There are many reasons people have dinner parties, but how many are given for the express purpose of bringing together people of different faiths for an open dialogue about religious belief? This is the principle behind the Anti-Defamation League Interfaith Committee’s Sustenance for Strangers: Breaking Barriers by Breaking Bread program, which asserts that “all cultures include meals as a basic venue for establishing and promoting communication.” The Sustenance for Strangers dinner I attended was held at the home of Marilyn Gilbert and Nathan Rundlett, and it was a fascinating and powerful experience for everyone involved.

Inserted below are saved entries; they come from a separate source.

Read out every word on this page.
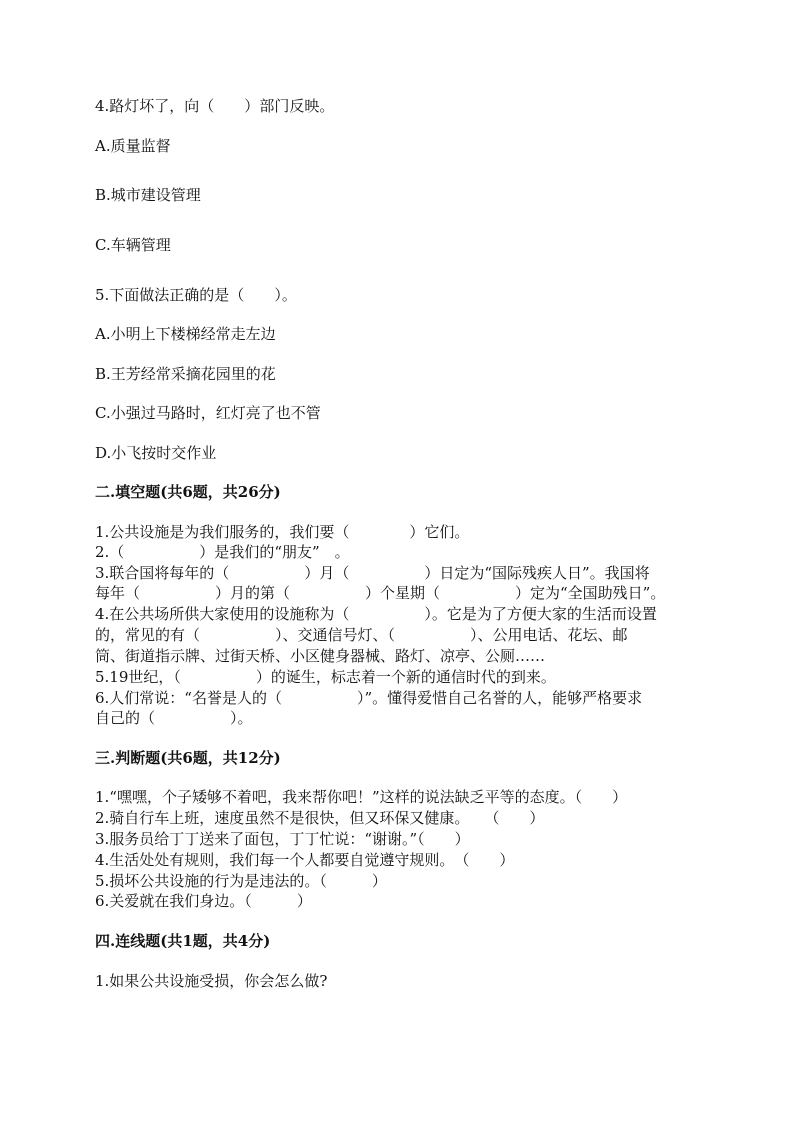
4.路灯坏了，向（　　）部门反映。
A.质量监督
B.城市建设管理
C.车辆管理
5.下面做法正确的是（　　）。
A.小明上下楼梯经常走左边
B.王芳经常采摘花园里的花
C.小强过马路时，红灯亮了也不管
D.小飞按时交作业
二.填空题(共6题，共26分)
1.公共设施是为我们服务的，我们要（　　　　）它们。
2.（　　　　　）是我们的“朋友”　。
3.联合国将每年的（　　　　　）月（　　　　　）日定为“国际残疾人日”。我国将
每年（　　　　　）月的第（　　　　　）个星期（　　　　　）定为“全国助残日”。
4.在公共场所供大家使用的设施称为（　　　　　）。它是为了方便大家的生活而设置
的，常见的有（　　　　　）、交通信号灯、（　　　　　）、公用电话、花坛、邮
筒、街道指示牌、过街天桥、小区健身器械、路灯、凉亭、公厕……
5.19世纪，（　　　　　）的诞生，标志着一个新的通信时代的到来。
6.人们常说：“名誉是人的（　　　　　）”。懂得爱惜自己名誉的人，能够严格要求
自己的（　　　　　）。
三.判断题(共6题，共12分)
1.“嘿嘿，个子矮够不着吧，我来帮你吧！”这样的说法缺乏平等的态度。（　　）
2.骑自行车上班，速度虽然不是很快，但又环保又健康。　　（　　）
3.服务员给丁丁送来了面包，丁丁忙说：“谢谢。”（　　）
4.生活处处有规则，我们每一个人都要自觉遵守规则。　（　　）
5.损坏公共设施的行为是违法的。（　　　）
6.关爱就在我们身边。（　　　）
四.连线题(共1题，共4分)
1.如果公共设施受损，你会怎么做?
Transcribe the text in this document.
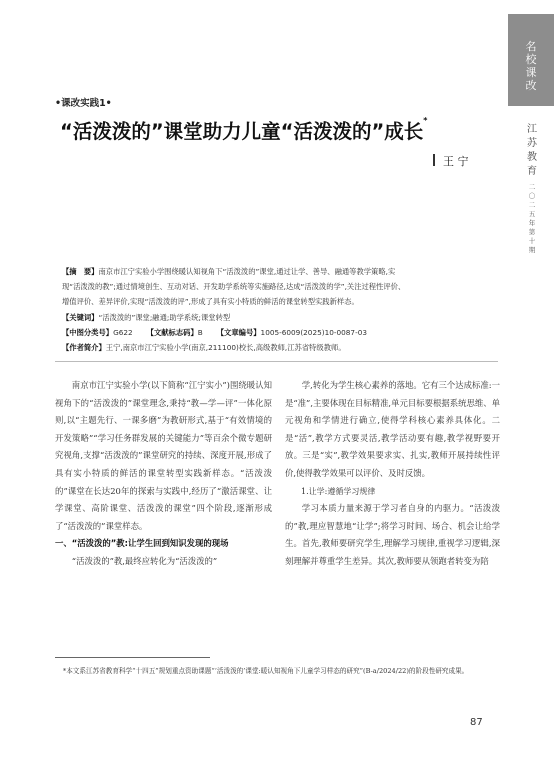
名
校
课
改
江
苏
教
育
二
〇
二
五
年
第
十
期
•课改实践1•
“活泼泼的”课堂助力儿童“活泼泼的”成长*
王 宁
【摘　要】南京市江宁实验小学围绕暖认知视角下“活泼泼的”课堂,通过让学、善导、融通等教学策略,实
现“活泼泼的教”;通过情境创生、互动对话、开发助学系统等实施路径,达成“活泼泼的学”,关注过程性评价、
增值评价、差异评价,实现“活泼泼的评”,形成了具有实小特质的鲜活的课堂转型实践新样态。
【关键词】“活泼泼的”课堂;融通;助学系统;课堂转型
【中图分类号】G622 【文献标志码】B 【文章编号】1005-6009(2025)10-0087-03
【作者简介】王宁,南京市江宁实验小学(南京,211100)校长,高级教师,江苏省特级教师。

南京市江宁实验小学(以下简称“江宁实小”)围绕暖认知视角下的“活泼泼的”课堂理念,秉持“教—学—评”一体化原则,以“主题先行、一课多磨”为教研形式,基于“有效情境的开发策略”“学习任务群发展的关键能力”等百余个微专题研究视角,支撑“活泼泼的”课堂研究的持续、深度开展,形成了具有实小特质的鲜活的课堂转型实践新样态。“活泼泼的”课堂在长达20年的探索与实践中,经历了“激活课堂、让学课堂、高阶课堂、活泼泼的课堂”四个阶段,逐渐形成了“活泼泼的”课堂样态。

一、“活泼泼的”教:让学生回到知识发现的现场

“活泼泼的”教,最终应转化为“活泼泼的”

学,转化为学生核心素养的落地。它有三个达成标准:一是“准”,主要体现在目标精准,单元目标要根据系统思维、单元视角和学情进行确立,使得学科核心素养具体化。二是“活”,教学方式要灵活,教学活动要有趣,教学视野要开放。三是“实”,教学效果要求实、扎实,教师开展持续性评价,使得教学效果可以评价、及时反馈。

1.让学:遵循学习规律

学习本质力量来源于学习者自身的内驱力。“活泼泼的”教,理应智慧地“让学”;将学习时间、场合、机会让给学生。首先,教师要研究学生,理解学习规律,重视学习逻辑,深刻理解并尊重学生差异。其次,教师要从领跑者转变为陪

*本文系江苏省教育科学“十四五”规划重点资助课题“‘活泼泼的’课堂:暖认知视角下儿童学习样态的研究”(B-a/2024/22)的阶段性研究成果。

87
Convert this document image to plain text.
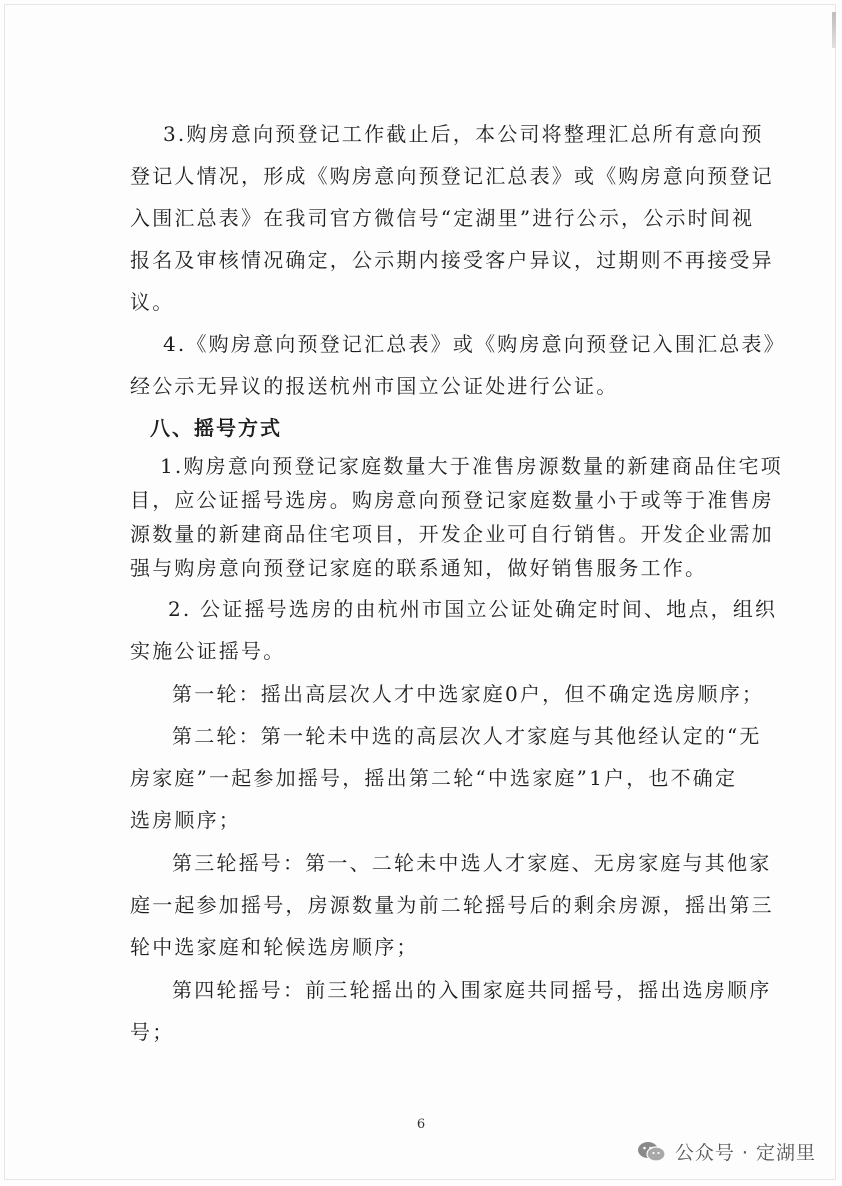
3.购房意向预登记工作截止后，本公司将整理汇总所有意向预
登记人情况，形成《购房意向预登记汇总表》或《购房意向预登记
入围汇总表》在我司官方微信号“定湖里”进行公示，公示时间视
报名及审核情况确定，公示期内接受客户异议，过期则不再接受异
议。
4.《购房意向预登记汇总表》或《购房意向预登记入围汇总表》
经公示无异议的报送杭州市国立公证处进行公证。
八、摇号方式
1.购房意向预登记家庭数量大于准售房源数量的新建商品住宅项
目，应公证摇号选房。购房意向预登记家庭数量小于或等于准售房
源数量的新建商品住宅项目，开发企业可自行销售。开发企业需加
强与购房意向预登记家庭的联系通知，做好销售服务工作。
2. 公证摇号选房的由杭州市国立公证处确定时间、地点，组织
实施公证摇号。
第一轮：摇出高层次人才中选家庭0户，但不确定选房顺序；
第二轮：第一轮未中选的高层次人才家庭与其他经认定的“无
房家庭”一起参加摇号，摇出第二轮“中选家庭”1户，也不确定
选房顺序；
第三轮摇号：第一、二轮未中选人才家庭、无房家庭与其他家
庭一起参加摇号，房源数量为前二轮摇号后的剩余房源，摇出第三
轮中选家庭和轮候选房顺序；
第四轮摇号：前三轮摇出的入围家庭共同摇号，摇出选房顺序
号；
6
公众号 · 定湖里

The group was 12 strong, and things got down to business in short order. As the introductions proceeded around our circle, an amazing range of backgrounds and experiences came to light. There were two atheists, each with very different stories, and both with flashing wit and hearts of gold. There were Christians of every denomination, from lapsed Catholics and Nazarenes to committed current churchgoers and even a Westmont faculty member. One man, a hairdresser, follows a guru whom he has traveled to visit in India 12 times now. Another woman who was brought up in a conservative Christian household described her experiences living with a Muslim man and moving to the Middle East.
When the whole thing was over, and the last delicious morsel of dessert had been consumed, there was a feeling of satisfaction that had nothing to do with the fine food. Something wonderful had happened — each of us had found ourselves anew through the act of revealing our deepest feelings and beliefs to a group of sympathetic strangers.